In 2018, for instance, a Korean company called Cosmochain launched an Ethereum-based project to integrate the work of thousands of individual customers more intimately into cosmetics producers’ accumulation strategies.48Consumers provide information about their skin, behaviour, product preferences, and so on. This is aggregated on blockchain for sale to cosmetics firms to help them develop and market products. In return, consumers automatically get Cosmo Power, which, on the model of air miles, can be converted into tokens that can be used to buy cosmetics online. In the future, similarly, a company like Nike could create smart contracts that would automatically send micropayments to every buyer of its shoes in exchange for the information that electronic sensors in the shoes would collect about that particular customer.49 Here, too, blockchain promises to help capital learn how to reach into ever smaller pores of the life of humans and nature, opening up micro-frontiers it had never before realized were exploitable."


Other Excerpts

The Cyborg Forest

Larry Lohman:

"The plan for the German forest comes in several stages. First, shareholders buy the forest. Then a contract is drawn up between the shareholders and a “digital representation” of the forest. The shareholders’ land is signed over in exchange for stakes in the proceeds from the forest’s operations.

The so-called “augmented” forest that results legally owns itself. Via computer programmes, it becomes, bit by bit, an agent, a bearer of rights and duties. As such, it’s indebted to its shareholders. To pay off those debts, the forest goes to work managing itself profitably. Once it has transferred enough of its proceeds to the shareholders, it becomes a completely independent economic entity.

Thereafter, the cyborg forest negotiates its own automated contracts with humans or other agents, acquiring resources, making payments, and producing value.

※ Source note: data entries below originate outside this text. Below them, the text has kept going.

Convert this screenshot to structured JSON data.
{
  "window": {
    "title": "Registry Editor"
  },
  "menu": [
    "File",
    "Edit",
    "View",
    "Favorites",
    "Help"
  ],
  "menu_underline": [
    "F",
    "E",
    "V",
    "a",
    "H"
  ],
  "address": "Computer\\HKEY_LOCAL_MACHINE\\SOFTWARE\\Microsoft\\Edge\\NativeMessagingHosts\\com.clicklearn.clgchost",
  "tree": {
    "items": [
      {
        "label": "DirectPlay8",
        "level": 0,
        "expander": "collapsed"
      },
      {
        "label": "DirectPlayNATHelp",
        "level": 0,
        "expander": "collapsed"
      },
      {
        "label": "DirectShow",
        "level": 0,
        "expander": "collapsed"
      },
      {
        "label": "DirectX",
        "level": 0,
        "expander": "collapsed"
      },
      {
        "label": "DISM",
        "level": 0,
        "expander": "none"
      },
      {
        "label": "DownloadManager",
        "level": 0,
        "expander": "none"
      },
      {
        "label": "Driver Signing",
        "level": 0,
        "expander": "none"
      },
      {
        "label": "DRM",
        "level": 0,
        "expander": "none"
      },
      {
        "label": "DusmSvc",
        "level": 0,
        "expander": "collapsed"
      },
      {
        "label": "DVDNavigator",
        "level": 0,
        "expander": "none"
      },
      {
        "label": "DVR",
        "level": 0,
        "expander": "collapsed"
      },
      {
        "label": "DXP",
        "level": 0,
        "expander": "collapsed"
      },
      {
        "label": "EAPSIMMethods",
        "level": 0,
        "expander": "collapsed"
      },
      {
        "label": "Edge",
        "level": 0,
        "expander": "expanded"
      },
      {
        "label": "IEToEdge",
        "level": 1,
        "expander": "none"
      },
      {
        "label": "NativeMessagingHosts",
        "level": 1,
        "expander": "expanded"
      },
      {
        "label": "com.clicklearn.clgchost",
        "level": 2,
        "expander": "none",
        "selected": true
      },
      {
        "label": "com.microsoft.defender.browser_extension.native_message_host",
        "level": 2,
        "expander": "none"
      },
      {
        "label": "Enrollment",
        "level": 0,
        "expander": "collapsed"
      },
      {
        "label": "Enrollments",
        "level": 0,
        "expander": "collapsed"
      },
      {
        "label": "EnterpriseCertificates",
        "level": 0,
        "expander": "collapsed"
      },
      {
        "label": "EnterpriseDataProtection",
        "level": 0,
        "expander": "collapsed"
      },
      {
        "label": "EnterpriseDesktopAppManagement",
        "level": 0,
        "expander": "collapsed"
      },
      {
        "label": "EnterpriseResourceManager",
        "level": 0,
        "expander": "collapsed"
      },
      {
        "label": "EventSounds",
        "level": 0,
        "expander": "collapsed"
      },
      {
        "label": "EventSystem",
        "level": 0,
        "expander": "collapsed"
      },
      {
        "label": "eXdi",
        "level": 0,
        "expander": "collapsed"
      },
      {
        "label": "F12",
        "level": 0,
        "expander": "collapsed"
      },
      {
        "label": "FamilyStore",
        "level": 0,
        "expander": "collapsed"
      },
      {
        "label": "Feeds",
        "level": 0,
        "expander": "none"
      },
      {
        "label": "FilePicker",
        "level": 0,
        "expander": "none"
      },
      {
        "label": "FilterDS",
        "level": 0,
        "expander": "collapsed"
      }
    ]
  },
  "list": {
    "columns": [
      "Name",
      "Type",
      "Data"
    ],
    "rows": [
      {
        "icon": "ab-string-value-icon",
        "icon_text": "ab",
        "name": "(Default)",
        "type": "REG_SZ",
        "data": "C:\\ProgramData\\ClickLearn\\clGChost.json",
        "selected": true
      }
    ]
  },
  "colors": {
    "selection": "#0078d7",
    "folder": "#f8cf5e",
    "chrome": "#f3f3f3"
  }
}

It might contract to get satellite pictures of the property from an external provider. It might hire drones to monitor tree growth and health. After calculating how much timber could be sold each year while maintaining the forest’s integrity, and scouring databases worldwide to find the best prices for its products, it might draft logging and transport contracts. Leveraging Google Translate, it could even “consult” with human or robotic authorities on the legal codes of any country it needed to do business with. To borrow the words of one early prophet of such “non-human agents”, the representation of the forest is now free “to roam the internet with its own wallet”.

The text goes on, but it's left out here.